House Speaker Bobby Harrell (R-Charleston) is fighting off criticism this week after his hometown Charleston Post & Courier newspaper questioned why he had reimbursed himself nearly $300,000 from his campaign funds without a full explanation.
The newspaper said Harrell had reported receiving himself $325,000 from his campaign since 2008— often with only generic explanations, such as “legislative travel” and “staff Christmas.” However, the Associated Press later reported the amount as being $280,000 (there was no explanation of the discrepancy). The AP’s Seanna Adcox reported that Harrell had shown the news agency a list of receipts and other documents that justified the spending, but would not allow copies to be made.
Much of the costs were related to Harrell’s use of his private plane to fly to conferences and “politically-related travel,” according to his office. The AP report said the documentation the Speaker provided seemed to show that was the case.

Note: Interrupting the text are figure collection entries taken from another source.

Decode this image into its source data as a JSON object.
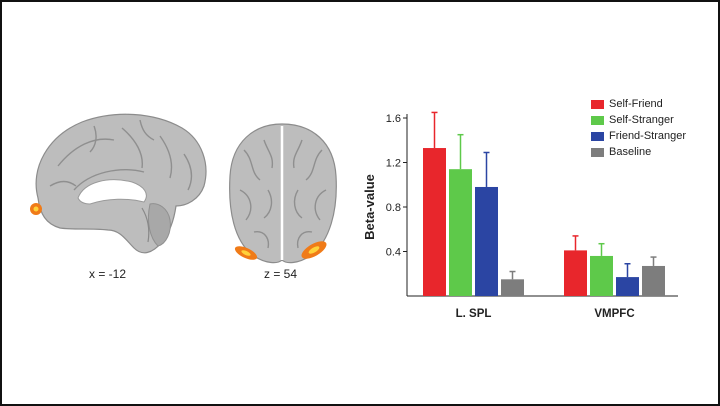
{
  "panels": {
    "sagittal_caption": "x = -12",
    "axial_caption": "z = 54"
  },
  "colors": {
    "activation": "#f07b18",
    "activation_core": "#ffd23a",
    "brain": "#bdbdbd"
  },
  "chart_data": {
    "type": "bar",
    "categories": [
      "L. SPL",
      "VMPFC"
    ],
    "ylabel": "Beta-value",
    "xlabel": "",
    "ylim": [
      0,
      1.6
    ],
    "yticks": [
      "0.4",
      "0.8",
      "1.2",
      "1.6"
    ],
    "error_bars": true,
    "legend_position": "top-right",
    "series": [
      {
        "name": "Self-Friend",
        "color": "#e8262c",
        "values": [
          1.33,
          0.41
        ],
        "errors": [
          0.32,
          0.13
        ]
      },
      {
        "name": "Self-Stranger",
        "color": "#5ec94a",
        "values": [
          1.14,
          0.36
        ],
        "errors": [
          0.31,
          0.11
        ]
      },
      {
        "name": "Friend-Stranger",
        "color": "#2b45a3",
        "values": [
          0.98,
          0.17
        ],
        "errors": [
          0.31,
          0.12
        ]
      },
      {
        "name": "Baseline",
        "color": "#7d7d7d",
        "values": [
          0.15,
          0.27
        ],
        "errors": [
          0.07,
          0.08
        ]
      }
    ]
  }
}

It is against state law for a candidate to use campaign funds for their personal economic gain. However, Harrell’s office says the reimbursements were for legitimate expenses.
But several conservative groups now say Harrell should make the receipts public to prove beyond a reasonable doubt. “The Speaker really does need to… let other entities have a look at whether that documentation does indeed show that those were legitimate legislative trips,” South Carolina Policy Council President Ashley Landess told Charleston radio station WTMA Thursday, “And that every dime he paid himself was a straight reimbursement for that travel.”
After being told of Landess’s request, Harrell’s spokesman Greg Foster responded, “All campaign expenditures are available online and the receipts backing up these expenses have been thoroughly reviewed by the Associated Press and publicly reported on. It’s clear that any issues still being raised are purely about politics.”
South Carolina Radio Network has not seen the documentation, but has reviewed the original filing reports.
The watchdog group Common Cause filed a complaint over Harrell’s campaign spending with the House Ethics Committee. Its director John Crangle said he wanted the committee to turn the case over to the Attorney General’s Office to avoid a conflict of interest. However, a committee staffer refused to take the complaint, saying the committee’s rules do not allow it to begin an ethics investigation within 50 days of an election. (Harrell is in a contest against petition candidate John Steinberger).